It's time to make up a bunch of awards and hand them out to the most deserving people, places and things in the real estate, architecture and neighborhood universes of New York City! Yep, it's time for the 11th Annual Curbed Awards! Up now: buildings that make us sad for architecture.
Award for Razed Buildings That Made Us Weep
Let's start with the buildings that we lost this year. These weren't necessarily architectural marvels, but they added a lot to the visual fabric of the city. Now they are gone forever (or on their way out).
1) 5 Pointz: In some sense, the city lost this street art icon last year when it was whitewashed, but this year brought the wrecking ball. The once graffiti-covered warehouse is now a pile of rubble.
2) The American Folk Art Museum: The architecture world debated the fate of the Folk Art Museum for more than a year, but it was razed this summer to make way for the MoMA expansion. The sculptural bronze facade by Tod Williams Billie Tsien was tucked away in storage, but it's unknown if it will ever be displayed.
3) The Domino Sugar Factory: It was a long time coming, but 2014 was finally the year that the old Domino factory fell. Developer Two Trees is saving the refinery building and some artifacts, but everything else will come down. Urban explorers across the city are in mourning.
4) The Bancroft Building: Demolition permits for the stately Bancroft Building on 29th Street were approved in February, but it's taking a long time for the building to come down. Someday, a glassy tower will rise in its place.
Most Pathetic Building of the Year
Thanks to bickering between Forest City Ratner and Skanska, B2, the modular residential tower of Atlantic Yards wins the award for the most pathetic building. Last year, we highlighted the project as one to watch in 2014 because it was supposed to be ready for occupancy by now, but fighting over cost overruns completely derailed the schedule, delaying the building for months. Construction is starting back up, but it still won't be complete until 2016. Things got so crappy* that Forest City decided to rename the whole project Pacific Park. [*Well, they renamed it for a lot of reasons, but distancing the site from the controversy that surrounded Atlantic Yards from the start probably played a part.]
Runner Up: The only reason why 55 Eckford Street didn't take the cake for being the most pathetic building of the year is because its been a pathetic building for a decade.
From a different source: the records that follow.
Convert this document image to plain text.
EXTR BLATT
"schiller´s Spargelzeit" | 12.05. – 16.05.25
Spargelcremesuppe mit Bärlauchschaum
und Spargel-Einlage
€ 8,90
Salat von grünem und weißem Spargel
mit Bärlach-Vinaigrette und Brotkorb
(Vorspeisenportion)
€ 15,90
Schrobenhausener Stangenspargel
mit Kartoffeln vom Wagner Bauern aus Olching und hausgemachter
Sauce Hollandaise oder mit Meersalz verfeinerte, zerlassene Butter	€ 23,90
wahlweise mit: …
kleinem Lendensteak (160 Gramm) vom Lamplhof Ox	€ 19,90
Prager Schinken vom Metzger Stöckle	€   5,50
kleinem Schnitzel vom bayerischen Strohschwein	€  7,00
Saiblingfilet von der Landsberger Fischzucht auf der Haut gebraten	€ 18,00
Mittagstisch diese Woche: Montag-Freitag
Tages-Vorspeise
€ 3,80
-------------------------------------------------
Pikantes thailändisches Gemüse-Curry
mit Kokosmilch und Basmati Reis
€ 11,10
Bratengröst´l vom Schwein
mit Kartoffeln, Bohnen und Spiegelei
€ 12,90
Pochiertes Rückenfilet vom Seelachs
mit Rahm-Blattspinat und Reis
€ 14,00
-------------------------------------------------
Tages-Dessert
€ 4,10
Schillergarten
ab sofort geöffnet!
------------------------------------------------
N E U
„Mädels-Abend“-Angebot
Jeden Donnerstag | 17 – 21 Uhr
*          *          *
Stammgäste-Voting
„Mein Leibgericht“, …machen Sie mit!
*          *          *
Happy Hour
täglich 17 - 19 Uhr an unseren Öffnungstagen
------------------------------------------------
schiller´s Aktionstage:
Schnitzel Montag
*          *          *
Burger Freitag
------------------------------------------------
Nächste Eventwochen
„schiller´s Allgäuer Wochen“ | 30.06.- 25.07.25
The building has sat as a steel skeleton since 2004, pissing off the neighbors, but the future holds hope, right? Wrong. It will be ugly, and therefore, can win the following award, too.
Award for Designs That Will Ruin Architecture
These two renderingsa Donskoy transformer on Fourth Avenue, and whatever that other thing is on Myrtle Avenuetied for the most hideous reveals we saw this year. It's incredibly hard to believe that professionals created these designs, looked at them, and thought, "Yes, that's perfect! This is totally an apartment building we should build in Brooklyn!" Or maybe they didn't think that, and we're all being pranked.
Award for the Building That Already Ruined Architecture
This thing on Second Avenue. It was gifted to the East Village by the one and only Ben Shaoul.
Award for The Building That Ruined Architecture Awards
Someone gave this Pizza Hut/day care/martial arts school in Queens an award for its design. This is not a joke.
The Worst Building of the Year
It may be the original supertall tower, but One57 kind of sucks. Pretty much everyone (or at least most archicritics) agrees that its wavy blue facade is ugly. Justin Davidson of New York Magazine called it "clumsily gaudy." James Russell, formerly of Bloomberg (RIP Rhyme Time), said the tower "crashes unceremoniously into the street," and lamented the "endless acres of cheap-looking frameless glass in cartoonish stripes and blotches of silver and pewter." Michael Kimmelman of the Times had similarly harsh words: "[The building] unravels as a cascade of clunky curves descending toward ribbons billowing into canopies. The conceit is falling water. The effect: a heap of volumes, not liquid but stolid, chintzily embellished, clad in acres of eye-shadow-blue glass offset by a pox of tinted panes, like age spots. It's anybody's guess how the building got past the drawing board." On top of all that, with all the other new luxury towers coming to market, no one really wants to live there anymore. Sales ground to a halt, but even so, the tower still clocked four of the top 13 most expensive sales of 2014, so good job, Gary Barnett, on your big, ugly, blue tower.